By Dr. Anantanand Rambachan, scholar of Advaita Vedanta and Professor of Religion at St. Olaf College, MN
The photo below has been circulating on social media with, as far as I can tell, great approval from those Hindus who are commenting and even recommending that such posters become more widespread.
Let me translate for you. “This temple is a pure place for Hindus. Here, the entry of Muslims is forbidden.”
Places of worship have a right to specify rules and regulations for visitors. Hindu temples, for example, require visitors to remove shoes before entering the sacred space where icons (murtis) are housed. This is not the objective of this poster. Here, the entire Muslim community is singled out and debarred from entry. The language of purity is employed to make the point that the place of worship is polluted by Muslims. This is not dissimilar to the centuries old prohibition against untouchables who are regarded as polluting by their presence and still debarred from many Hindu temples.
This sign in front of a Hindu temple is profoundly inappropriate and distressing because it stands in absolute contradiction to the fundamental Hindu understanding about the nature of the divine. God is not the tribal deity of a particular clan, religion or nation. Taittiriya Upanishad (3.1.1) describes God as “That from which all beings originate, by which they are sustained and to which they return.” Krishna in the Bhagavadgita (9:17) speaks of God as father and mother of all. The implication is that human beings constitute a single community. In the words of Gandhi, "I believe in the absolute oneness of God and, therefore, of humanity.”
One of the most important ways in which we affirm and express this fundamental Hindu teaching about the unity of the divine and the unity of humanity is by keeping our sacred places of worship open to our brothers and sisters of other religions who wish to visit.

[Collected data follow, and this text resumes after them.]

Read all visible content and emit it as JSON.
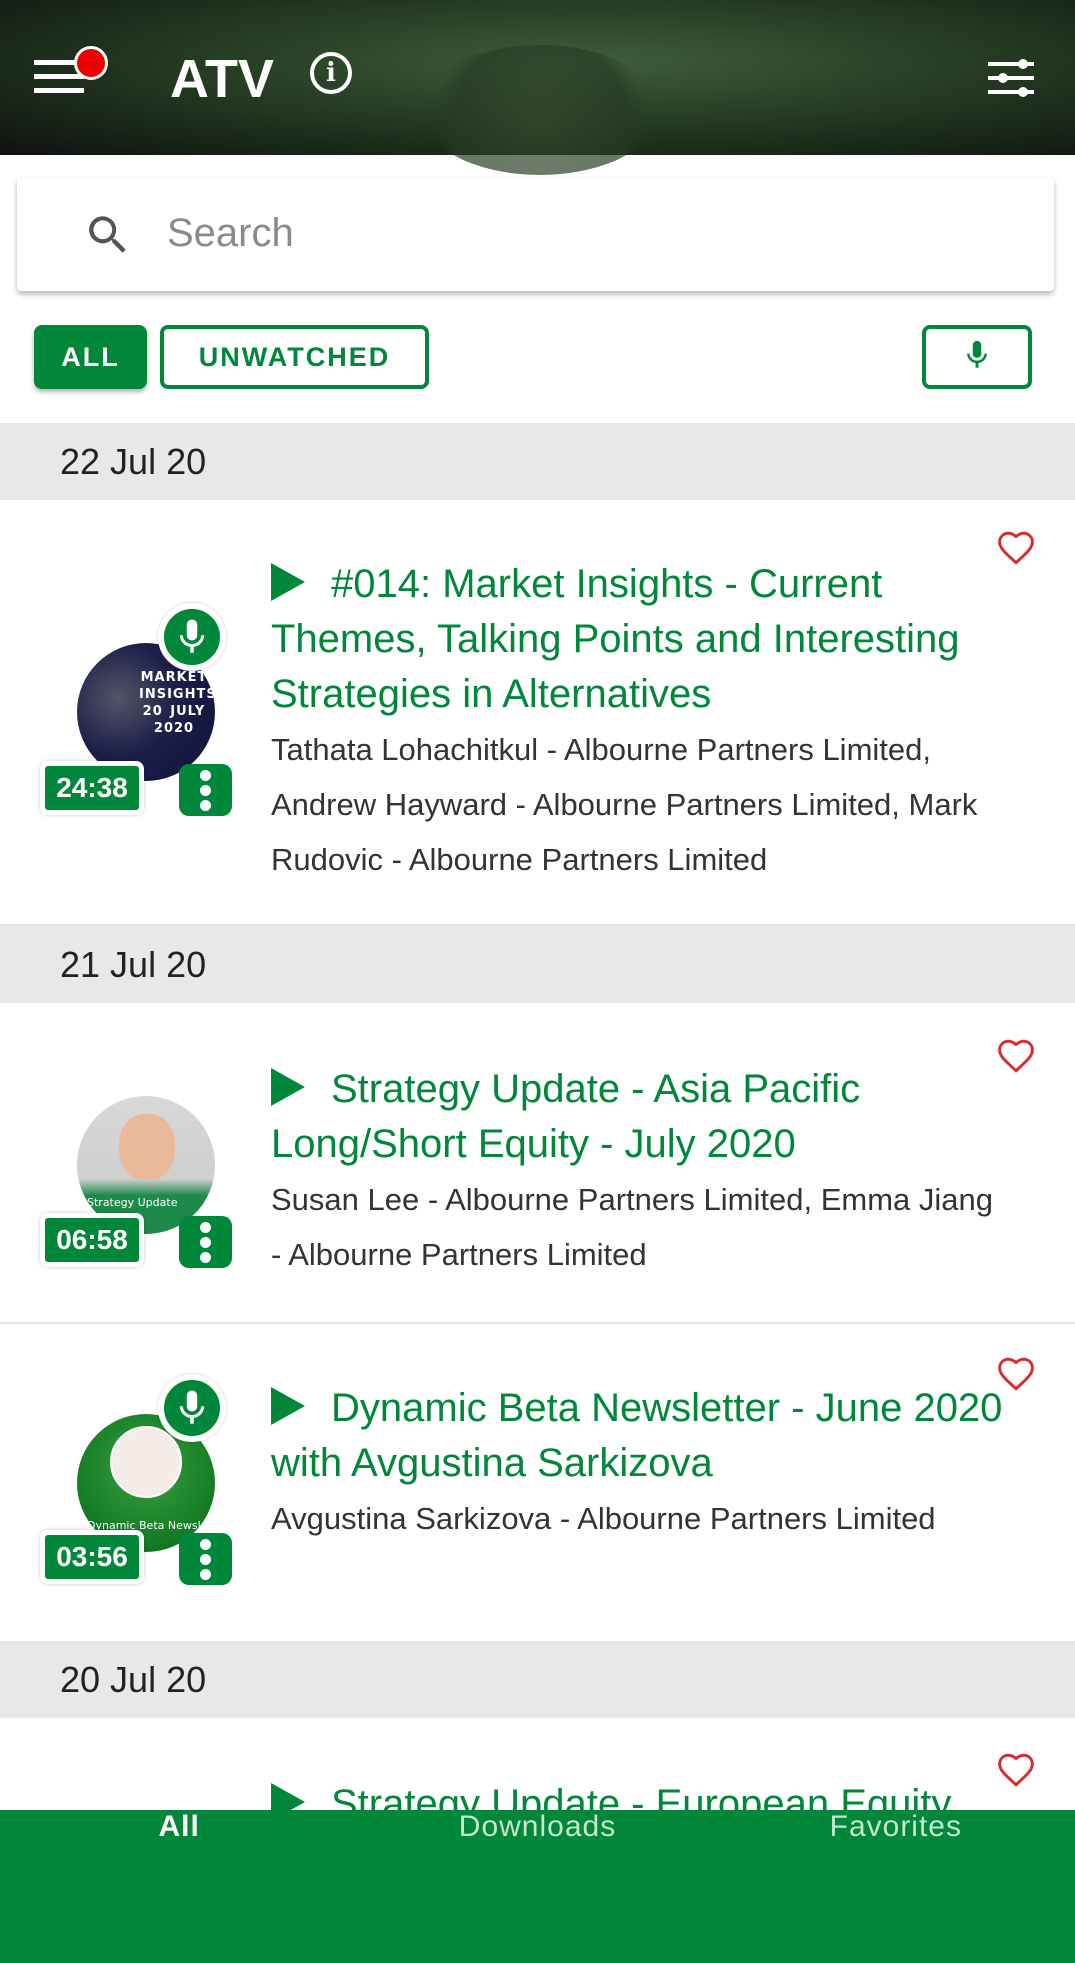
{
  "header": {
    "title": "ATV",
    "has_notification": true,
    "icons": [
      "menu-icon",
      "info-icon",
      "tune-icon"
    ]
  },
  "search": {
    "placeholder": "Search",
    "value": ""
  },
  "filters": {
    "all": "ALL",
    "unwatched": "UNWATCHED",
    "active": "ALL",
    "audio_filter_icon": "mic-icon"
  },
  "colors": {
    "brand": "#00873a",
    "notification": "#e00000",
    "heart": "#d32f2f"
  },
  "sections": [
    {
      "date": "22 Jul 20",
      "items": [
        {
          "title": "#014: Market Insights - Current Themes, Talking Points and Interesting Strategies in Alternatives",
          "speakers": "Tathata Lohachitkul - Albourne Partners Limited, Andrew Hayward - Albourne Partners Limited, Mark Rudovic - Albourne Partners Limited",
          "duration": "24:38",
          "audio": true,
          "thumb_text": "MARKET INSIGHTS 20 JULY 2020"
        }
      ]
    },
    {
      "date": "21 Jul 20",
      "items": [
        {
          "title": "Strategy Update - Asia Pacific Long/Short Equity - July 2020",
          "speakers": "Susan Lee - Albourne Partners Limited, Emma Jiang - Albourne Partners Limited",
          "duration": "06:58",
          "audio": false,
          "thumb_text": "Strategy Update"
        },
        {
          "title": "Dynamic Beta Newsletter - June 2020 with Avgustina Sarkizova",
          "speakers": "Avgustina Sarkizova - Albourne Partners Limited",
          "duration": "03:56",
          "audio": true,
          "thumb_text": "Dynamic Beta Newsletter"
        }
      ]
    },
    {
      "date": "20 Jul 20",
      "items": [
        {
          "title": "Strategy Update - European Equity"
        }
      ]
    }
  ],
  "bottom_nav": [
    {
      "label": "All",
      "active": true
    },
    {
      "label": "Downloads"
    },
    {
      "label": "Favorites"
    }
  ]
}
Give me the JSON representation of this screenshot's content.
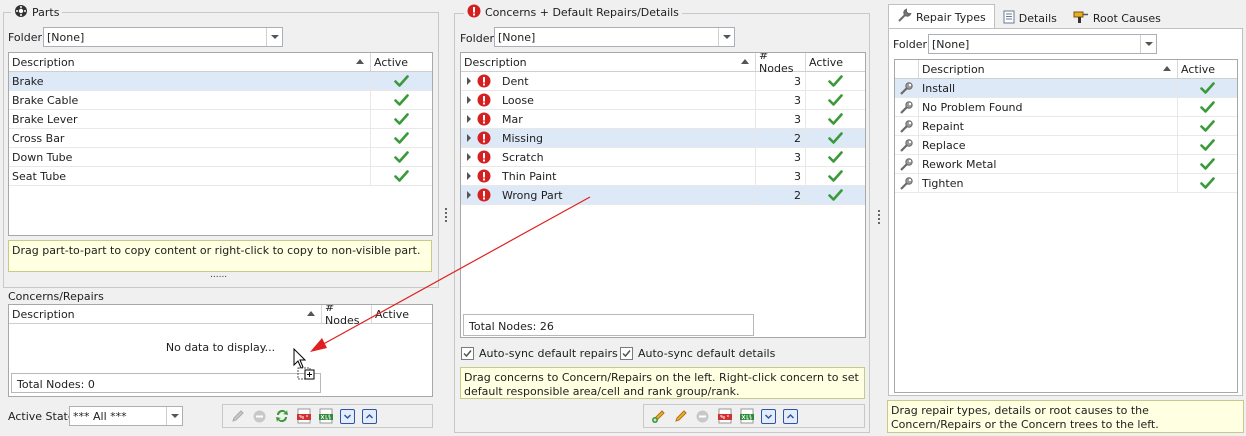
{
  "parts": {
    "title": "Parts",
    "folder_label": "Folder",
    "folder_value": "[None]",
    "columns": [
      "Description",
      "Active"
    ],
    "rows": [
      {
        "description": "Brake",
        "active": true
      },
      {
        "description": "Brake Cable",
        "active": true
      },
      {
        "description": "Brake Lever",
        "active": true
      },
      {
        "description": "Cross Bar",
        "active": true
      },
      {
        "description": "Down Tube",
        "active": true
      },
      {
        "description": "Seat Tube",
        "active": true
      }
    ],
    "hint": "Drag part-to-part to copy content or right-click to copy to non-visible part.",
    "splitter": "......"
  },
  "concerns_repairs": {
    "title": "Concerns/Repairs",
    "columns": [
      "Description",
      "# Nodes",
      "Active"
    ],
    "empty_text": "No data to display...",
    "total": "Total Nodes: 0",
    "active_state_label": "Active State",
    "active_state_value": "*** All ***"
  },
  "concerns": {
    "title": "Concerns + Default Repairs/Details",
    "folder_label": "Folder",
    "folder_value": "[None]",
    "columns": [
      "Description",
      "# Nodes",
      "Active"
    ],
    "rows": [
      {
        "description": "Dent",
        "nodes": "3",
        "active": true
      },
      {
        "description": "Loose",
        "nodes": "3",
        "active": true
      },
      {
        "description": "Mar",
        "nodes": "3",
        "active": true
      },
      {
        "description": "Missing",
        "nodes": "2",
        "active": true
      },
      {
        "description": "Scratch",
        "nodes": "3",
        "active": true
      },
      {
        "description": "Thin Paint",
        "nodes": "3",
        "active": true
      },
      {
        "description": "Wrong Part",
        "nodes": "2",
        "active": true
      }
    ],
    "total": "Total Nodes: 26",
    "autosync_repairs": "Auto-sync default repairs",
    "autosync_details": "Auto-sync default details",
    "hint": "Drag concerns to Concern/Repairs on the left. Right-click concern to set default responsible area/cell and rank group/rank."
  },
  "repairs": {
    "tabs": [
      "Repair Types",
      "Details",
      "Root Causes"
    ],
    "folder_label": "Folder",
    "folder_value": "[None]",
    "columns": [
      "Description",
      "Active"
    ],
    "rows": [
      {
        "description": "Install",
        "active": true
      },
      {
        "description": "No Problem Found",
        "active": true
      },
      {
        "description": "Repaint",
        "active": true
      },
      {
        "description": "Replace",
        "active": true
      },
      {
        "description": "Rework Metal",
        "active": true
      },
      {
        "description": "Tighten",
        "active": true
      }
    ],
    "hint": "Drag repair types, details or root causes to the Concern/Repairs or the Concern trees to the left."
  },
  "colors": {
    "check": "#3a9a3a",
    "alert": "#d42020",
    "selected_row": "#dde9f7",
    "hint_bg": "#ffffe1",
    "drag_arrow": "#e02020"
  }
}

“However human beings approach me, so do I welcome them,” says Krishna in Bhagavadgita (4: 11). We reflect divine hospitality by our own generous human hospitality.
A statement of animosity and exclusion at the entrance of a Hindu temple betrays all that is spiritually fundamental to what it means to be Hindu. I speak against this as a Hindu because we must not define the meaning of our tradition by hatred of others. Let us not allow the virus of hate to infect and destroy what it means to be Hindu. Let us not distort the image of God by hate or by worshipping a wrong and small tribal God of our own making.
We must not concede the meaning of our tradition to those of our faith who wish to make Islamophobia the definition of what it means to be Hindu.